Они просидели в этом «гнезде» до позднего вечера. Марк сообщил, что Центр полностью одобряет действия Волка за последнее время и особо ценит, что тому удалось так близко подойти к Бин Ладену и удостоиться его личного поручения. Марк поведал, что Бин Ладен сейчас в Судане, но, видно, и там ему укрепиться надолго не удастся, отношения с правительством этой страны день ото дня становятся все более напряженными. Аналитики считают, что базовым местом своего пребывания Усама вновь выберет Афганистан и именно оттуда будет руководить подразделениями Аль-Кайды в других странах. Особое внимание следует уделить сбору информации о расширении сети лагерей боевой подготовки, передавал он мнение Центра. Необходимо заполучить точную схему их дислокации, количество курсантов, регионы, откуда они направляются. В общем, как всегда в их непростом и опасном деле, важность представляла даже самая незначительная, на первый взгляд, деталь. А вот к идее Волка побывать в Узбекистане куратор вновь, как и во время их прошлой встречи, отнесся отрицательно. Признавая, в целом, целесообразность и даже необходимость этой поездки, он все же оставался при своем мнении. Впрочем, теперь он поостерегся резких высказываний, а для начала выразил лишь опасение:

– Все же ты родом из тех мест и, стало быть, слишком велик риск твоего появления. Любая случайность, а всего предусмотреть не в состоянии никто, может обернуться для тебя трагедией.

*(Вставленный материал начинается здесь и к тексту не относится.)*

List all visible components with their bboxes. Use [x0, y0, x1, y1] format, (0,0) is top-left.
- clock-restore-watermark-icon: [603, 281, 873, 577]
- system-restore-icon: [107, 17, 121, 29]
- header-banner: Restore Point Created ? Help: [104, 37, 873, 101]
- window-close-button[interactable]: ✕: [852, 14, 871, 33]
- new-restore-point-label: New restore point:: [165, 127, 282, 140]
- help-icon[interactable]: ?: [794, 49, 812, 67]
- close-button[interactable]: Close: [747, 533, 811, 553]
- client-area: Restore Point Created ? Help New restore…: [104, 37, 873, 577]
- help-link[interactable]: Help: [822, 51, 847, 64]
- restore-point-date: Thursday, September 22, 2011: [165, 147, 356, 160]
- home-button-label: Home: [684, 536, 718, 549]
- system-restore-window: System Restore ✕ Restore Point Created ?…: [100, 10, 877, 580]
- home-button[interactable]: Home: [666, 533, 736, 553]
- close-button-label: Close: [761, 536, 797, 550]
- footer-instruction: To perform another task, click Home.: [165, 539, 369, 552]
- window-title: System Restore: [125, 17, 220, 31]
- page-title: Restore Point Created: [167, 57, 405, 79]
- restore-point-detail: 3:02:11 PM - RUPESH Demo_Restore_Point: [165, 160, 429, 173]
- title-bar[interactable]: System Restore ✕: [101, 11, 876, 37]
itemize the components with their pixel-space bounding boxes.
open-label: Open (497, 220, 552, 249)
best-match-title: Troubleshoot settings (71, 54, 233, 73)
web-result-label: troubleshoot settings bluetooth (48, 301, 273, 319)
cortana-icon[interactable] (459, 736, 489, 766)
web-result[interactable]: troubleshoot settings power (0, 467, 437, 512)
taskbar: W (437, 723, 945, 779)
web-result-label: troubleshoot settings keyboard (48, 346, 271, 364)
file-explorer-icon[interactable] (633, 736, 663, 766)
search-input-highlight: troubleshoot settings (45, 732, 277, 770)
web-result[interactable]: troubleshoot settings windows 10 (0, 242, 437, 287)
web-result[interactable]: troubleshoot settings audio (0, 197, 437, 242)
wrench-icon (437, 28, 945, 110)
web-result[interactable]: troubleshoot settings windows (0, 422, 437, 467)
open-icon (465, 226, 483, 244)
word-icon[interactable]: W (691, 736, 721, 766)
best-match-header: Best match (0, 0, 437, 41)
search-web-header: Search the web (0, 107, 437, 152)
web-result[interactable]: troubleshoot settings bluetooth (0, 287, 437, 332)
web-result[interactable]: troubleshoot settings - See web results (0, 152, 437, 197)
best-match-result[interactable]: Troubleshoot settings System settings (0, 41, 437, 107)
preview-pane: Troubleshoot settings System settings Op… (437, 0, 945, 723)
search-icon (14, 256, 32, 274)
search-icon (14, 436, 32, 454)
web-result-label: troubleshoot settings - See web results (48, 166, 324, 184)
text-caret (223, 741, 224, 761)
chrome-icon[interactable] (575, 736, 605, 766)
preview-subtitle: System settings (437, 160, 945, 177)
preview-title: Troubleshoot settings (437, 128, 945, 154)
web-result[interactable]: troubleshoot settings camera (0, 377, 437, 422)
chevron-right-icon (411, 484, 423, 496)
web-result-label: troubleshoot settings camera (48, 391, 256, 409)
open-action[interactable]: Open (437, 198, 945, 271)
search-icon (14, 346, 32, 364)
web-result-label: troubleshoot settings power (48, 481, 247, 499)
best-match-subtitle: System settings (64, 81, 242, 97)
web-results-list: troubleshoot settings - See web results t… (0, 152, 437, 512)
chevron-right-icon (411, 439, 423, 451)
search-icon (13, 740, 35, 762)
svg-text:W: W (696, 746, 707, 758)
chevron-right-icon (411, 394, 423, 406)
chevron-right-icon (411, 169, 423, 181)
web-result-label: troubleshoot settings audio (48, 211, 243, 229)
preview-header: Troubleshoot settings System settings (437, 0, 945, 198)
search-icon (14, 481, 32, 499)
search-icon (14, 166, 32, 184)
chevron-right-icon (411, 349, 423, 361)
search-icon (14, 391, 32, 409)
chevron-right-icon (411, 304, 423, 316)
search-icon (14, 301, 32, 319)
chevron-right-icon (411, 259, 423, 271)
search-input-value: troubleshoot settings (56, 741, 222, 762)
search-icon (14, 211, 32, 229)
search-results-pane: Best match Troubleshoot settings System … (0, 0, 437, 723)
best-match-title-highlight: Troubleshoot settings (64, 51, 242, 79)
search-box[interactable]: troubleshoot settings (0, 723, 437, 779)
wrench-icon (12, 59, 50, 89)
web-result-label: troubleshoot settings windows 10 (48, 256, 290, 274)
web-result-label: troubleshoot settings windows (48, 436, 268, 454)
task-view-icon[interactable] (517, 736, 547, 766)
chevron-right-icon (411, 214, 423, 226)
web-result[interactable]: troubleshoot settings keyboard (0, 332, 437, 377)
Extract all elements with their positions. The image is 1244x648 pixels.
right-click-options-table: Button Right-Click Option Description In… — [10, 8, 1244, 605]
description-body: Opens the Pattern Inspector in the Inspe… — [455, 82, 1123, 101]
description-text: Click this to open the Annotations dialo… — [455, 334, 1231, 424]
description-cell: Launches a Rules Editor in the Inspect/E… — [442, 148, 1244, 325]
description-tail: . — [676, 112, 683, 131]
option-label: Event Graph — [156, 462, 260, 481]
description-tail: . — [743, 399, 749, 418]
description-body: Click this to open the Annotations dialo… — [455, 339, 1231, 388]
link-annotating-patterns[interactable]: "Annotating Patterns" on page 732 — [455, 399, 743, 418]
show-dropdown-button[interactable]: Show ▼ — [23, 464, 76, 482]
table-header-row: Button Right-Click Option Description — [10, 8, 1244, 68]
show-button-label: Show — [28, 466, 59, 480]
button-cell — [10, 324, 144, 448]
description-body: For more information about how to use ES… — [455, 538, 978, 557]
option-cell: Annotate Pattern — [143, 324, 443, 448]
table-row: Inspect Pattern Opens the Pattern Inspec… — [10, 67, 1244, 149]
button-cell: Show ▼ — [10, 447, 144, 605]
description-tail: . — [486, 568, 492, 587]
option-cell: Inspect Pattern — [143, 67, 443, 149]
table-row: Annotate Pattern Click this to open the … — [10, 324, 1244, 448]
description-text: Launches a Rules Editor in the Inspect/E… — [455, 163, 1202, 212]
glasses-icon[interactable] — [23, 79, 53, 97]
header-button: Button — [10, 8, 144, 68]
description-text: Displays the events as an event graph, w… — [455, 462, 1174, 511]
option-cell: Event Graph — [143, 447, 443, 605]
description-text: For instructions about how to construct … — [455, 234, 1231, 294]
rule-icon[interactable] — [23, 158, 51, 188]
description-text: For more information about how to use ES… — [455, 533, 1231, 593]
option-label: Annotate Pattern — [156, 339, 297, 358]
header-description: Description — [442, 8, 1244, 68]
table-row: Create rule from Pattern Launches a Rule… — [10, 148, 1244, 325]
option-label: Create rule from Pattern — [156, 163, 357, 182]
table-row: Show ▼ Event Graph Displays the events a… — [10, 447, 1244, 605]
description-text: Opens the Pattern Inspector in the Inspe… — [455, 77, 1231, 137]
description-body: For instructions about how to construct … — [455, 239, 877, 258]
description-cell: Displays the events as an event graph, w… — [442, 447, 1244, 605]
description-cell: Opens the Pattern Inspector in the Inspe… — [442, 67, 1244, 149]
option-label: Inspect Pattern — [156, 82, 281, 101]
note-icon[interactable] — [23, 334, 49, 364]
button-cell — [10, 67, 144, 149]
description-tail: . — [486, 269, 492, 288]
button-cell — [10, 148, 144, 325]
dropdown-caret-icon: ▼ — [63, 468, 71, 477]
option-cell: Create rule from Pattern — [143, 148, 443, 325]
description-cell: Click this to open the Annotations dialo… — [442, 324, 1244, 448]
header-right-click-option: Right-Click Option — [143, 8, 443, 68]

– Не замечал раньше за тобой склонности к таким напыщенным выражениям, – усмехнулся Закир. – Хочу тебе задать один вопрос, нарушающий инструкцию. Когда ты впервые меня увидел? Впрочем, можешь вслух не называть дату. Вспомни сам, в каком году ты меня увидел первый раз и ответь честно хотя бы сам себе, узнаешь ты меня тогдашнего в сегодняшнем?

– Никогда! – вынужден был признать куратор.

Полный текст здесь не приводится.